Now a new study by Andrews and his colleagues finds that a commonly used TB screening test could be extremely valuable in predicting which children infected with the bacteria are likely to develop severe disease and could benefit from early intervention. The test is a kind of interferon-gamma release assay, known as QuantiFERON-TB Gold In-Tube, which is used for TB screening in the United States and abroad. The research appeared in Lancet Respiratory Medicine.
“Given the high rates of TB (in South Africa) and the difficulty of diagnosing it in kids, this test could be used routinely in kids to identify the high-risk ones,” Andrews, an assistant professor of medicine, told me. “You could imagine in a high-burden country that at a child’s 12-month visit, they could also get a QuantiFERON test, and if it’s high, they’d get aggressively investigated for TB.”
TB is the leading cause of death by an infectious disease worldwide, accounting for more than 1.4 million deaths annually. Adults are typically screened for the disease using a sputum test, but this doesn’t work in children, who swallow their sputum after coughing. So there has been no effective TB screening program for children, Andrews told me, and they suffer higher rates of disability and mortality from the disease.
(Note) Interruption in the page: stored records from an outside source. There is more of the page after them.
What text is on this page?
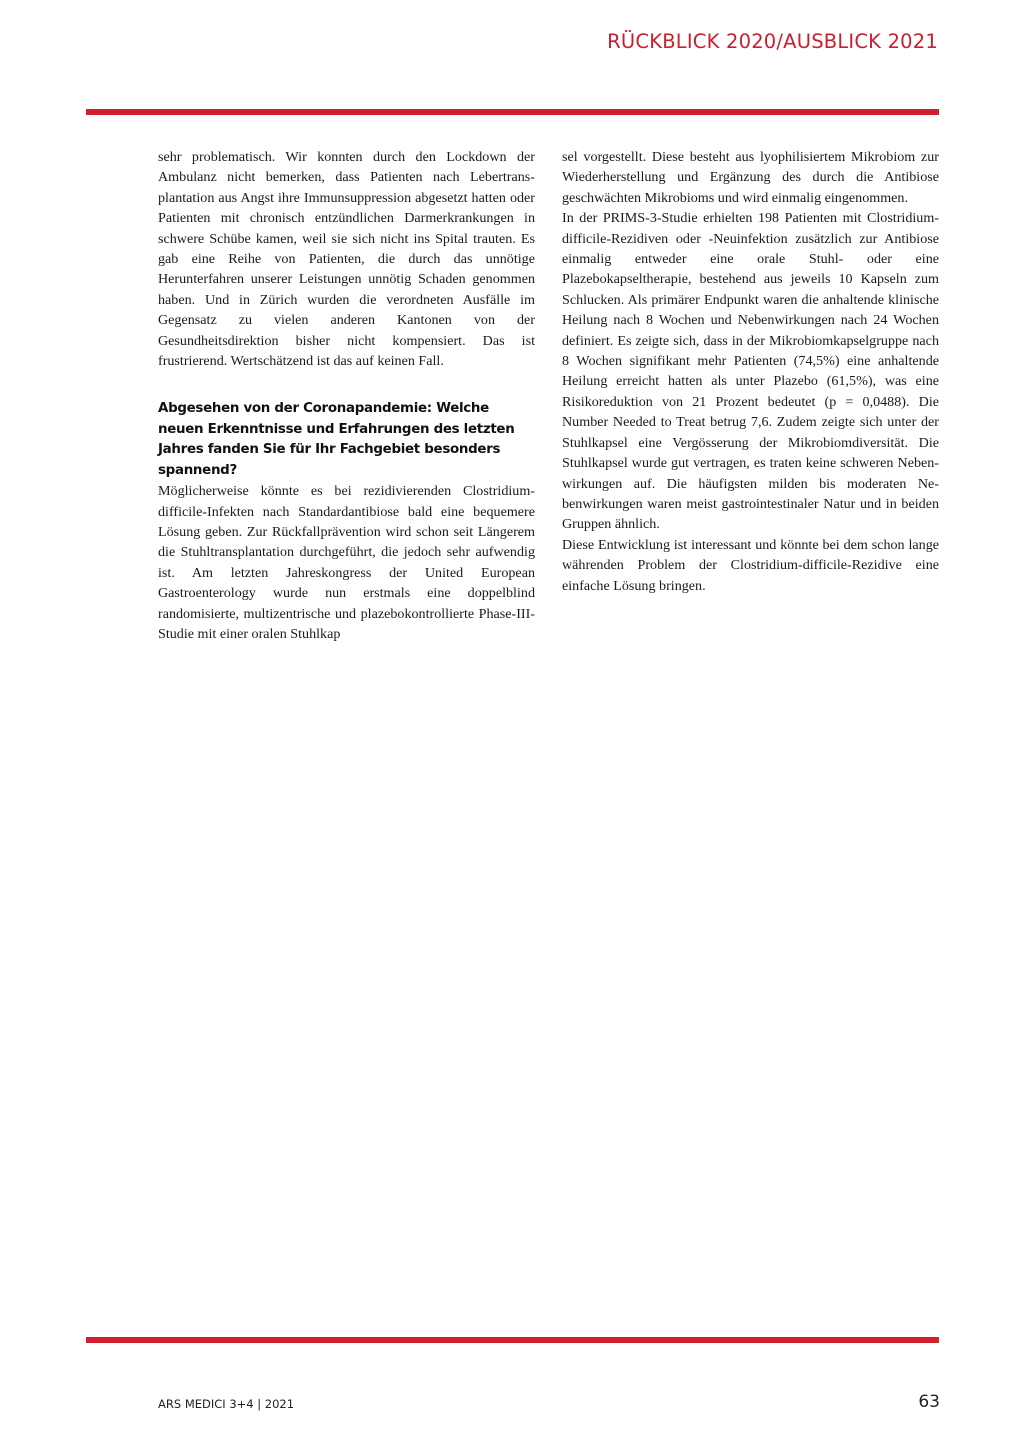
RÜCKBLICK 2020/AUSBLICK 2021

sehr problematisch. Wir konnten durch den Lockdown der Ambulanz nicht bemerken, dass Patienten nach Lebertransplantation aus Angst ihre Immunsuppression abgesetzt hatten oder Patienten mit chronisch entzündlichen Darmerkrankungen in schwere Schübe kamen, weil sie sich nicht ins Spital trauten. Es gab eine Reihe von Patienten, die durch das unnötige Herunterfahren unserer Leistungen unnötig Schaden genommen haben. Und in Zürich wurden die verordneten Ausfälle im Gegensatz zu vielen anderen Kantonen von der Gesundheitsdirektion bisher nicht kompensiert. Das ist frustrierend. Wertschätzend ist das auf keinen Fall.

Abgesehen von der Coronapandemie: Welche neuen Erkenntnisse und Erfahrungen des letzten Jahres fanden Sie für Ihr Fachgebiet besonders spannend?

Möglicherweise könnte es bei rezidivierenden Clostridium-difficile-Infekten nach Standardantibiose bald eine bequemere Lösung geben. Zur Rückfallprävention wird schon seit Längerem die Stuhltransplantation durchgeführt, die jedoch sehr aufwendig ist. Am letzten Jahreskongress der United European Gastroenterology wurde nun erstmals eine doppelblind randomisierte, multizentrische und plazebokontrollierte Phase-III-Studie mit einer oralen Stuhlkap

sel vorgestellt. Diese besteht aus lyophilisiertem Mikrobiom zur Wiederherstellung und Ergänzung des durch die Antibiose geschwächten Mikrobioms und wird einmalig eingenommen.

In der PRIMS-3-Studie erhielten 198 Patienten mit Clostridium-difficile-Rezidiven oder -Neuinfektion zusätzlich zur Antibiose einmalig entweder eine orale Stuhl- oder eine Plazebokapseltherapie, bestehend aus jeweils 10 Kapseln zum Schlucken. Als primärer Endpunkt waren die anhaltende klinische Heilung nach 8 Wochen und Nebenwirkungen nach 24 Wochen definiert. Es zeigte sich, dass in der Mikrobiomkapselgruppe nach 8 Wochen signifikant mehr Patienten (74,5%) eine anhaltende Heilung erreicht hatten als unter Plazebo (61,5%), was eine Risikoreduktion von 21 Prozent bedeutet (p = 0,0488). Die Number Needed to Treat betrug 7,6. Zudem zeigte sich unter der Stuhlkapsel eine Vergösserung der Mikrobiomdiversität. Die Stuhlkapsel wurde gut vertragen, es traten keine schweren Nebenwirkungen auf. Die häufigsten milden bis moderaten Nebenwirkungen waren meist gastrointestinaler Natur und in beiden Gruppen ähnlich.

Diese Entwicklung ist interessant und könnte bei dem schon lange währenden Problem der Clostridium-difficile-Rezidive eine einfache Lösung bringen.

ARS MEDICI 3+4 | 2021	63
Andrews and his colleagues decided to do an analysis of the 2,512 babies enrolled in previous TB vaccine trial near Cape Town. All of them had been tested using the QuantiFERON-TB assay at various intervals during the course of the trial, which was done between 2009 and 2012. The assay measures the immune system’s release of interferon gamma, a type of cell-signaling protein, when it is exposed to the TB antigen.
The researchers found that children with high test values were much more likely to get sick than those with low values. The difference was quite dramatic – a 40-fold higher risk for those with high values, compared to those with lower numbers. That’s the sign of a “very powerful marker,” Andrews said.
“What we are hoping is that this will show the international community – the WHO, the CDC and those creating guidelines – that QuantiFERON testing can be reliable in kids, and that the quantitative values may be important so we may need to look at different thresholds than we use in adolescents or adults,” he said.
Andrew and his colleagues now are looking at whether it would be cost-effective to scale up testing for the disease among South Africa’s children, he told me.